Society must be duty conscious | The Sunday Guardian | 15th July 2012 | Page 12
One unique aspect of the Quran is that it always lays stress on duties rather than on rights. There are many verses which tell us to do this or do that. But you will not find a single verse in the Quran that encourages human beings to make demands. No verse suggests that people should be able to expect that they can make claims on society.
The whole of the Quran is based on this norm. One such Quranic verse says: "God commands justice, kindness and giving their [due to] near relatives, and He forbids all shameful deeds, and injustice and transgression. He admonishes you so that you may take heed" (16:90).

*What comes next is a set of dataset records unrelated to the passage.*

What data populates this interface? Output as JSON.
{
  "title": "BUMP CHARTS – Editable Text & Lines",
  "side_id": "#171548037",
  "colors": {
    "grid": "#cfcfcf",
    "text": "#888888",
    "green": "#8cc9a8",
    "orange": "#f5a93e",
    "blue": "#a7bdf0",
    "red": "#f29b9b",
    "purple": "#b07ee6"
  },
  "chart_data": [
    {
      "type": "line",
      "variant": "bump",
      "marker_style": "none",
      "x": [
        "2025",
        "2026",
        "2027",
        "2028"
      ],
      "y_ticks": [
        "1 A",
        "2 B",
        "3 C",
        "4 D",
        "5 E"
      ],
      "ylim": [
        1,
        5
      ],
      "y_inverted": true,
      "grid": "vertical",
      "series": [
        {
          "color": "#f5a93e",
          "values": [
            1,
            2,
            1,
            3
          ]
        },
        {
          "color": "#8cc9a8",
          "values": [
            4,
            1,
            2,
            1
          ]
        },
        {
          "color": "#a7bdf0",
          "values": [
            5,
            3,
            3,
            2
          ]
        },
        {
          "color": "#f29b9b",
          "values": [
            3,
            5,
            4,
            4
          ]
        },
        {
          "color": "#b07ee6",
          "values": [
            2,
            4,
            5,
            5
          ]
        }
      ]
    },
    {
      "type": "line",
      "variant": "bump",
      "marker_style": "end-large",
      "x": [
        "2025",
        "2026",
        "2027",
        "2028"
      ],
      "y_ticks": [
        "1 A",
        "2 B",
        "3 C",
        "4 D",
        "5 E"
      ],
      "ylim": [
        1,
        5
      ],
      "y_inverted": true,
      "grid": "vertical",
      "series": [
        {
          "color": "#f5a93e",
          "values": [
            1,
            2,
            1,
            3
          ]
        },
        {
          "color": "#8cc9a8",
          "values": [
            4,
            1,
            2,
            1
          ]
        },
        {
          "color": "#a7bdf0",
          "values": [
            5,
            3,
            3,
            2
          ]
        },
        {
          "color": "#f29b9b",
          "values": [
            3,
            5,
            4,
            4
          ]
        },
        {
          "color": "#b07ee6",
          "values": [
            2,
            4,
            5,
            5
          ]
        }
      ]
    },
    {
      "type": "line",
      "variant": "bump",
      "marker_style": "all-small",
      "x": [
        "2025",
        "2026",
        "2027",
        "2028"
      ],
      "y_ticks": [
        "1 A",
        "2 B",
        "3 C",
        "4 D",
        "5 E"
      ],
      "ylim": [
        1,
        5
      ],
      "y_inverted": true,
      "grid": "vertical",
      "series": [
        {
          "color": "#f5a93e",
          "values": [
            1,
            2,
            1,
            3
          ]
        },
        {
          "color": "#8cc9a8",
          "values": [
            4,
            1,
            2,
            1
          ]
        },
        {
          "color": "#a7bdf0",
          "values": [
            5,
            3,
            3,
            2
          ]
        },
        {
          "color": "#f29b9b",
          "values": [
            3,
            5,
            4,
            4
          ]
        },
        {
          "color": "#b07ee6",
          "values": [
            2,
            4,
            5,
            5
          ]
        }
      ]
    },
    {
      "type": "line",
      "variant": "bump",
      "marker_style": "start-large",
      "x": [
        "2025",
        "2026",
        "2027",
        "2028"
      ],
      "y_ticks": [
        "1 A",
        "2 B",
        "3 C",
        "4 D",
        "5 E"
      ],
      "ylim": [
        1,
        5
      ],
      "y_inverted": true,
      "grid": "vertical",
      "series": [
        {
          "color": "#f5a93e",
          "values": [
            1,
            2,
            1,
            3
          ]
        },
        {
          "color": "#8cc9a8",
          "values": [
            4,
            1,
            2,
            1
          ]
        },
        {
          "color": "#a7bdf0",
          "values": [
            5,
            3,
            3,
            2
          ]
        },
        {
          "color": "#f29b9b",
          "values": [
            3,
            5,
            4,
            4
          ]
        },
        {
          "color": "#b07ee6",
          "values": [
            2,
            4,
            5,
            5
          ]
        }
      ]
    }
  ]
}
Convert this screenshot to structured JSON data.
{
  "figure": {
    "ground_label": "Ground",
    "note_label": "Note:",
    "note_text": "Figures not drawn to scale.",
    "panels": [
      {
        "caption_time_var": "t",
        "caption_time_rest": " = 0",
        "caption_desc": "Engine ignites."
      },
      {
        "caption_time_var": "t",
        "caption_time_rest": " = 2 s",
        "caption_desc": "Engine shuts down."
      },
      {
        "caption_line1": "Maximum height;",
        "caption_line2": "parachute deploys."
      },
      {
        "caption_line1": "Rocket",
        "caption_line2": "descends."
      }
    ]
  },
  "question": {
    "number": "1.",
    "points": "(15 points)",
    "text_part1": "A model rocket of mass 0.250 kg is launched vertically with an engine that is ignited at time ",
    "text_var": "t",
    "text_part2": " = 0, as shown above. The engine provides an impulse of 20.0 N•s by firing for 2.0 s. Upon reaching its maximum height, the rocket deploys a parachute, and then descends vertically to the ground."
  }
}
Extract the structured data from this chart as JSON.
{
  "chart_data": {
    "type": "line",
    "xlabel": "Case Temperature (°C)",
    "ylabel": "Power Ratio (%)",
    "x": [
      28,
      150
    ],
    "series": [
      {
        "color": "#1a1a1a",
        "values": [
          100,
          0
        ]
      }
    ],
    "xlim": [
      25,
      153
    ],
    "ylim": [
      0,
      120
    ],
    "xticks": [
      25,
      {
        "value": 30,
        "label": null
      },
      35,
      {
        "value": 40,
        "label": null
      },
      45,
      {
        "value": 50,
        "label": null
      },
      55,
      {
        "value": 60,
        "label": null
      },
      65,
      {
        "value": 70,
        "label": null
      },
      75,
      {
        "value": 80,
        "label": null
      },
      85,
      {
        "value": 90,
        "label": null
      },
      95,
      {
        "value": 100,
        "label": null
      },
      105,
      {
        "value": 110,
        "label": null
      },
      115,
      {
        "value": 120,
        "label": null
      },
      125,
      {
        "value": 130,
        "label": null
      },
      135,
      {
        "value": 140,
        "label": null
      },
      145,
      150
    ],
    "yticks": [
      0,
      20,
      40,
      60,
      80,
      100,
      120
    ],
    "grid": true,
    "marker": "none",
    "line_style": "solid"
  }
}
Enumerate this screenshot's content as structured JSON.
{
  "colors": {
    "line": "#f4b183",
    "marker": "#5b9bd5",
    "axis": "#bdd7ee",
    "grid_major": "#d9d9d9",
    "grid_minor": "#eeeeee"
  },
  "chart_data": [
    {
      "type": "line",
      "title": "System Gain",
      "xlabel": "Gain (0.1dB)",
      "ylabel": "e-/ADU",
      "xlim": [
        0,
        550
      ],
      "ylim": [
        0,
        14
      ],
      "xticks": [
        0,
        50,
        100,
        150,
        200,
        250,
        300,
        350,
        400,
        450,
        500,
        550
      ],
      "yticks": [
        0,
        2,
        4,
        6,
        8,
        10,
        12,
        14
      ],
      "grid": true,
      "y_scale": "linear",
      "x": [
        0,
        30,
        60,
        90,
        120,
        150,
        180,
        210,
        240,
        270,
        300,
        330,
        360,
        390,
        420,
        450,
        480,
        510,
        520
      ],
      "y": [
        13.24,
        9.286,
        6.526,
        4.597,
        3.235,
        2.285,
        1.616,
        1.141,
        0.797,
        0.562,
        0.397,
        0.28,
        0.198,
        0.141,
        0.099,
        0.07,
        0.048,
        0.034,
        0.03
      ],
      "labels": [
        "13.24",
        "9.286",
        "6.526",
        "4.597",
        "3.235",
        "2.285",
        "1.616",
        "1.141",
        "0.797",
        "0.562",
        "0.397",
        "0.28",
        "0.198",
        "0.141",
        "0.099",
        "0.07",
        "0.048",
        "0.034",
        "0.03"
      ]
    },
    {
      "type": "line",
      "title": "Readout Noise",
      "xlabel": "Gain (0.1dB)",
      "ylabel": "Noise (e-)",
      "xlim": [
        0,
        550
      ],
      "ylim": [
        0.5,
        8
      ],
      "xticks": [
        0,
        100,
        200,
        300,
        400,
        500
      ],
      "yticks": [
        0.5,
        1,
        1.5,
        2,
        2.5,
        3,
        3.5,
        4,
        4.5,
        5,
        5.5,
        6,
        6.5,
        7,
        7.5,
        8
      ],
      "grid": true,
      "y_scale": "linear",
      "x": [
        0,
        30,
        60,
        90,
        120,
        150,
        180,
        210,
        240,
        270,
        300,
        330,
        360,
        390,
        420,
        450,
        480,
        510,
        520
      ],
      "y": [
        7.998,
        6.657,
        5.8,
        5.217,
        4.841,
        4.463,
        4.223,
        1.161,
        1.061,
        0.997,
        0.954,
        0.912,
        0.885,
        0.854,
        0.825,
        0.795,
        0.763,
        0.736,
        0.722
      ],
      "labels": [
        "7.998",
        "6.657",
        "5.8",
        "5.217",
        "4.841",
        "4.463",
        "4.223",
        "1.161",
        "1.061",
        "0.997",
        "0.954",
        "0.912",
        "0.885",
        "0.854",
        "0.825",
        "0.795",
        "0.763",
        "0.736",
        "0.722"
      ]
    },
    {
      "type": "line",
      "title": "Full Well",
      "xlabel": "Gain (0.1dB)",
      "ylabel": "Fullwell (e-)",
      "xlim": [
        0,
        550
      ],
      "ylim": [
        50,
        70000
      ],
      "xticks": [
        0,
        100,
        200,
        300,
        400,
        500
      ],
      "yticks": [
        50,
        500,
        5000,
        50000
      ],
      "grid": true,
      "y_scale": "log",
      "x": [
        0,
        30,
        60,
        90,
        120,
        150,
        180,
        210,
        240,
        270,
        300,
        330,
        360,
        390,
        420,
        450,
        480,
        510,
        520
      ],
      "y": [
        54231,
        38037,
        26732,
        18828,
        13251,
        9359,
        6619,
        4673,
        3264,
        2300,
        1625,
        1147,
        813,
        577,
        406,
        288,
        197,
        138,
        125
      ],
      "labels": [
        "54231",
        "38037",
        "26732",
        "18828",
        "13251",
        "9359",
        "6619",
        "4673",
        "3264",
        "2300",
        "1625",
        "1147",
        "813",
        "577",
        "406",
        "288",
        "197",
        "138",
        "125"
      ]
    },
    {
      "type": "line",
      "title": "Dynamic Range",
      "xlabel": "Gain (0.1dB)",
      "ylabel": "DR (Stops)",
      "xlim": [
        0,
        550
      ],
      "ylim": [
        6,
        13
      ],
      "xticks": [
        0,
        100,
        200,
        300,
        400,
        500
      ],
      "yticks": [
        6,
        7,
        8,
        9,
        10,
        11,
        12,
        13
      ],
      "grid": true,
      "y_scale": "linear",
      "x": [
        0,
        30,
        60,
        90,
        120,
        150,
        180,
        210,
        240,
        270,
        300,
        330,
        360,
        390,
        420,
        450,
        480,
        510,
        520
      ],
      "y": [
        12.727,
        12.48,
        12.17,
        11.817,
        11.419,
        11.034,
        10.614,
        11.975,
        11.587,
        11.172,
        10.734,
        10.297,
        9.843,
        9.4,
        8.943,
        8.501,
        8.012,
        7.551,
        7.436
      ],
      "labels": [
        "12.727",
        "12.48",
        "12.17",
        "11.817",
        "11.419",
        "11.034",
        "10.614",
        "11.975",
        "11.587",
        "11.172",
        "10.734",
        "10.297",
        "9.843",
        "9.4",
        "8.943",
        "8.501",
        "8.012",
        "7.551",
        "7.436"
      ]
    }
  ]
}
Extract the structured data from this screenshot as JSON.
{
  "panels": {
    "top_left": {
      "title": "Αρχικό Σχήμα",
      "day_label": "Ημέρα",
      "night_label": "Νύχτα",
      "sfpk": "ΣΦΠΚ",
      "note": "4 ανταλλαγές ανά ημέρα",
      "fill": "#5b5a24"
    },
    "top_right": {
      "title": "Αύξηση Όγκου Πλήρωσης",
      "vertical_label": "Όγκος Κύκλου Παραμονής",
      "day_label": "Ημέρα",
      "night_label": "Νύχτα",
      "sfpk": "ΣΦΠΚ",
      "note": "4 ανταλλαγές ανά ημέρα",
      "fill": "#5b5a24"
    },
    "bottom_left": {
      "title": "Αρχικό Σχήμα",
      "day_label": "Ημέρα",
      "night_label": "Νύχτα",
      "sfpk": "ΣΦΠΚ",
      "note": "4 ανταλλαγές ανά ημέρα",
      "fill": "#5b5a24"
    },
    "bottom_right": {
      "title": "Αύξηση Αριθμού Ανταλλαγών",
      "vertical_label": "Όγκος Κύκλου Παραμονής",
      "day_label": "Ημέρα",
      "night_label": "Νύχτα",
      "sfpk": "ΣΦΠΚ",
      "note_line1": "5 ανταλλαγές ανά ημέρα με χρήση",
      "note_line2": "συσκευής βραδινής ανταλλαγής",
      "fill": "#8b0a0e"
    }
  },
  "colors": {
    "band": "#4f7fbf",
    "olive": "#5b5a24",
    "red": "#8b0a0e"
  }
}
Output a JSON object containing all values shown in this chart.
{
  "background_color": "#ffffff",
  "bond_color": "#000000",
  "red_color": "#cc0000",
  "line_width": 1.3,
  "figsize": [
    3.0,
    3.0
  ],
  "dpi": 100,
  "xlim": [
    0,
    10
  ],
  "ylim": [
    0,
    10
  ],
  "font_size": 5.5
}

Any ideology based on individual entitlement is unnatural, while any ideology based on duty is natural. Those who are conscious of their own rights will
always make demands upon others. Their formula is: Others have to give to us. While the duty conscious person will always think in terms of self-construction. He will always try to fulfil his own duty. The formula of a rights-conscious person is: they must do it, while the formula of a duty-conscious person is: I will do it.
A rights-based ideology is focused upon what has to come from others, whereas a duty-based ideology starts with the self. The rights-based ideology is based on the "we and they" concept, while the duty-based ideology is based on the "we and we" concept.
A rights-based ideology is negative, while a duty-based ideology is positive. A rights-based ideology leads to social anarchy, for it is bound to create different rival classes, while a duty-based ideology leads to harmony, solidarity, peace and compassion.
This same principle is laid down in a hadith: "Give to others what others want from you and ask for your rights from God."